The Moderate Washingtonian

Outlook on politics and elections in the state of Washington from an overall centrist viewpoint. My views tend to be libertarian in nature, but at the same time are largely nonpartisan.

16 September 2006

Profile: 26th Republicans, Senate and House

Initially I had only been going to do a Senate profile here, but upon realizing I had left out the House primary to replace Derek Kilmer I've decided to cover both this morning. First, the Senate:

Essentially, the GOP has to choose from a polarizing but experienced candidate and a newcomer with decent potential. Nominating ex-Rep. Lois McMahan here will offer someone who has won twice in the district, but by thin margins amongst many other losses. If the GOP picks her, they are apparently content to gamble she can win a rematch with Derek Kilmer in spite of national anti-Bush sentiment and a huge cash disadvantage. If the GOP hopes to have any future in this district they should nominate Jim Hines and offer voters a fresh face. Giving a choice of McMahan every two years is getting stale, and aside from two GOP-favoured years, voters have stated they do not want her to represent them. If Hines loses by 30 points, at the very least they attempted something new. More likely, however, is he will perform better against Kilmer than would McMahan in spite of name recognition differences.

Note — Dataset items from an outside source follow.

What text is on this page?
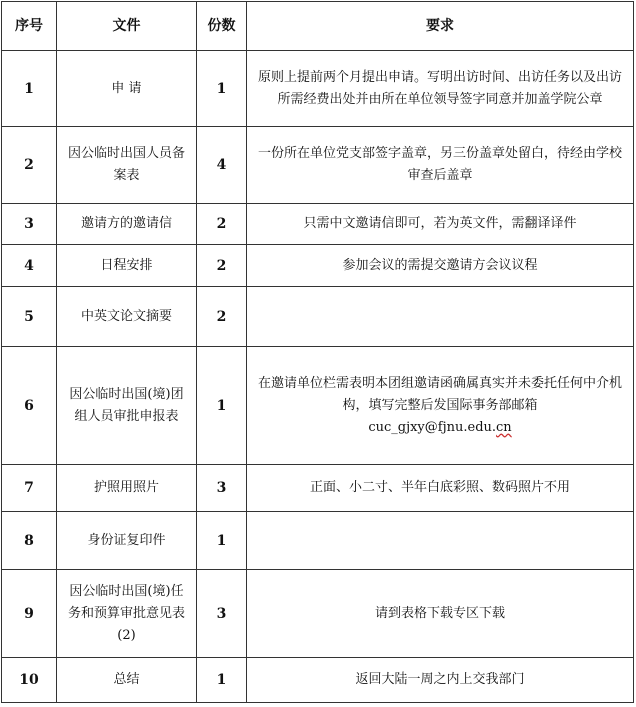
序号	文件	份数	要求
1	申 请	1	原则上提前两个月提出申请。写明出访时间、出访任务以及出访所需经费出处并由所在单位领导签字同意并加盖学院公章
2	因公临时出国人员备案表	4	一份所在单位党支部签字盖章，另三份盖章处留白，待经由学校审查后盖章
3	邀请方的邀请信	2	只需中文邀请信即可，若为英文件，需翻译译件
4	日程安排	2	参加会议的需提交邀请方会议议程
5	中英文论文摘要	2	
6	因公临时出国(境)团组人员审批申报表	1	在邀请单位栏需表明本团组邀请函确属真实并未委托任何中介机构，填写完整后发国际事务部邮箱
cuc_gjxy@fjnu.edu.cn
7	护照用照片	3	正面、小二寸、半年白底彩照、数码照片不用
8	身份证复印件	1	
9	因公临时出国(境)任务和预算审批意见表(2)	3	请到表格下载专区下载
10	总结	1	返回大陆一周之内上交我部门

Unfortunately for the GOP, I have an inkling that voters will pick the familiar name Tuesday despite that the party mainstream has lined up behind Hines and he has more money. Considering the small amount of primary voters, I think the chance of picking the more familiar name and/or picking the more conservative partisan typical of most primary voters is great enough to switch what would be a Hines lean in most other matchups.

Prediction: McMahan Lean

In the House, Republicans will have to pick between conservative policy wonk Trent England and Ellen Craswell minion Ron Boehme, an ultra-conservative minister and author. This race seems to have been getting more attention in the newspapers than most other primaries, with editorial boards offering endorsement upon endorsement for England, mostly due to Boehme's extreme views. This movement may well have tightened things up, and while I would love to see England win this primary, in a race of two political newcomers I almost always side with where the cash is, and Boehme has much more here. The winner will face Democrat Larry Seaquist, and if Boehme does win this primary, the GOP more than likely has shot themselves in the foot for an open seat in the state's premiere swing distrct.